Rare gifts awarded by Saudi Arabia to former US President Donald Trump during his first official visit to the kingdom in 2017 are fakes according to an investigation into their origins and whereabouts by the State Department.
As many as 82 different items were gifted to Trump and his team during the two-day summit which sparked years of chaos and mayhem in the region including the decision by Riyadh along with the UAE, Bahrain and Egypt to impose a blockade on their neighbour Qatar.
The State Department recently disclosed a list of the gifts from the Saudis to Trump administration officials on the trip in response to a Freedom of Information Act. Details of the disclosure were reported in the New York Times. They include gifts that ranged from relatively low-cost sandals and scarves to expensive items like furs and daggers.
A White House lawyer had determined that possession of the furs and dagger most likely violated the Endangered Species Act, but apparently the Trump administration held onto them until the last full day of his term and failed to disclose them as gifts received from a foreign government.
When they were finally handed over, three robes made with white tiger and cheetah fur, and a dagger with a handle caught the eye of the investigating team. The furs, from an oil-rich family worth billions of dollars, it turns out, were fake.
"Wildlife inspectors and special agents determined the linings of the robes were dyed to mimic tiger and cheetah patterns and were not comprised of protected species," said Tyler Cherry, a spokesman for the Interior Department, which oversees the US Fish and Wildlife Service.
The probe by the State Department into Saudi gifts is part of a wider investigation into allegations that Trump's political appointees walked off with gift bags worth thousands of dollars, that were meant for foreign leaders at the Group of 7 summit planned for Camp David in 2020, which was cancelled because of the coronavirus pandemic.

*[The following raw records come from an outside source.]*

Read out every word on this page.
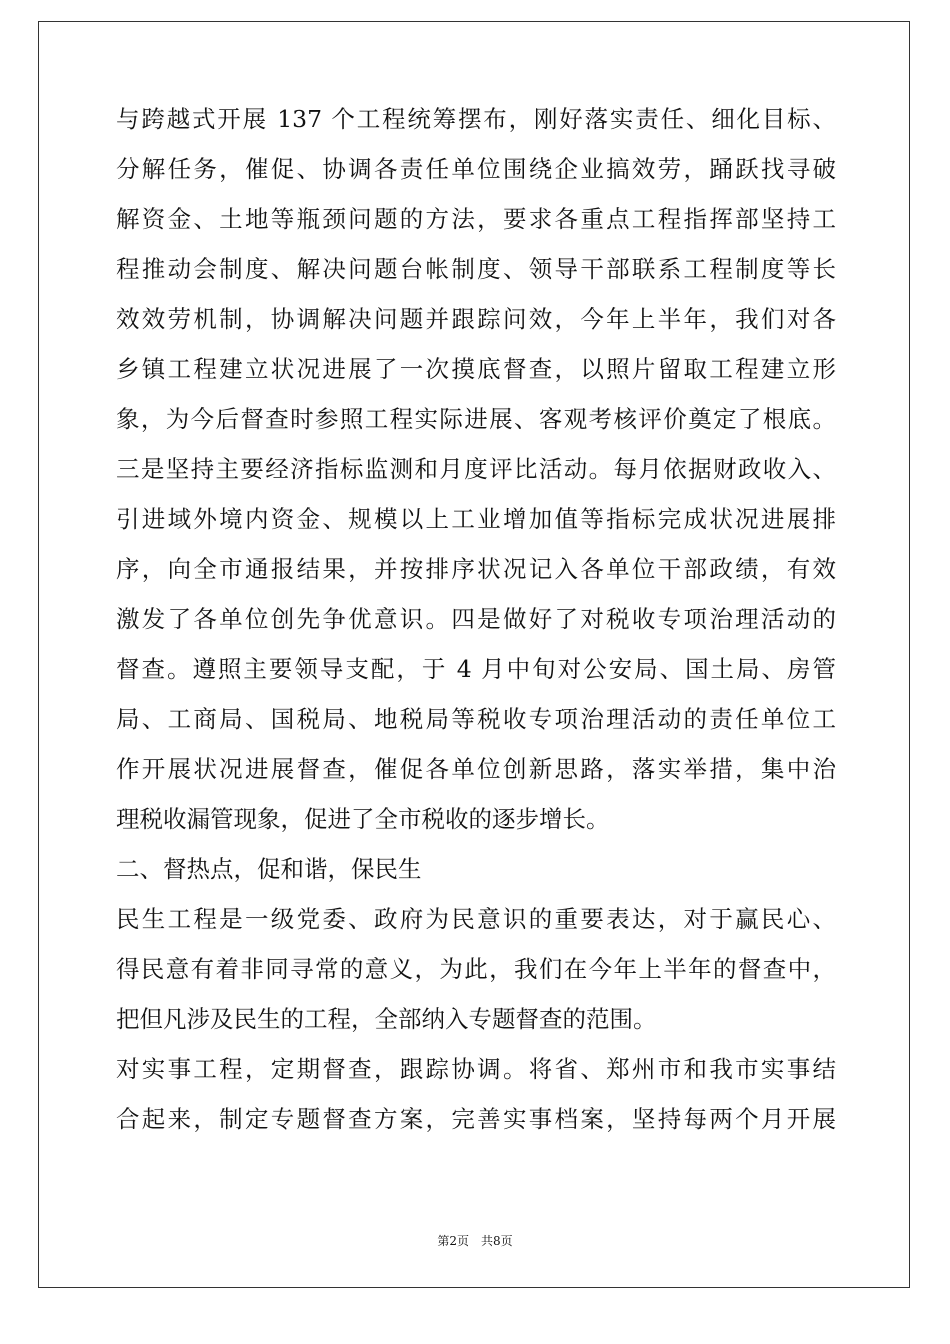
与跨越式开展 137 个工程统筹摆布，刚好落实责任、细化目标、
分解任务，催促、协调各责任单位围绕企业搞效劳，踊跃找寻破
解资金、土地等瓶颈问题的方法，要求各重点工程指挥部坚持工
程推动会制度、解决问题台帐制度、领导干部联系工程制度等长
效效劳机制，协调解决问题并跟踪问效，今年上半年，我们对各
乡镇工程建立状况进展了一次摸底督查，以照片留取工程建立形
象，为今后督查时参照工程实际进展、客观考核评价奠定了根底。
三是坚持主要经济指标监测和月度评比活动。每月依据财政收入、
引进域外境内资金、规模以上工业增加值等指标完成状况进展排
序，向全市通报结果，并按排序状况记入各单位干部政绩，有效
激发了各单位创先争优意识。四是做好了对税收专项治理活动的
督查。遵照主要领导支配，于 4 月中旬对公安局、国土局、房管
局、工商局、国税局、地税局等税收专项治理活动的责任单位工
作开展状况进展督查，催促各单位创新思路，落实举措，集中治
理税收漏管现象，促进了全市税收的逐步增长。
二、督热点，促和谐，保民生
民生工程是一级党委、政府为民意识的重要表达，对于赢民心、
得民意有着非同寻常的意义，为此，我们在今年上半年的督查中，
把但凡涉及民生的工程，全部纳入专题督查的范围。
对实事工程，定期督查，跟踪协调。将省、郑州市和我市实事结
合起来，制定专题督查方案，完善实事档案，坚持每两个月开展
第2页　共8页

Questions have also been raised over two swords and a dagger received by Trump's son-in-law Jared Kushner from the Saudis. Although he paid $47,920 for them along with three other gifts, they were never disclosed.
"Whether this was indifference, sloppiness or the Great Train Robbery, it shows such a cavalier attitude to the law and the regular process of government," said Stanley M Brand, a criminal defence lawyer, ethics expert and former top lawyer for the House of Representatives.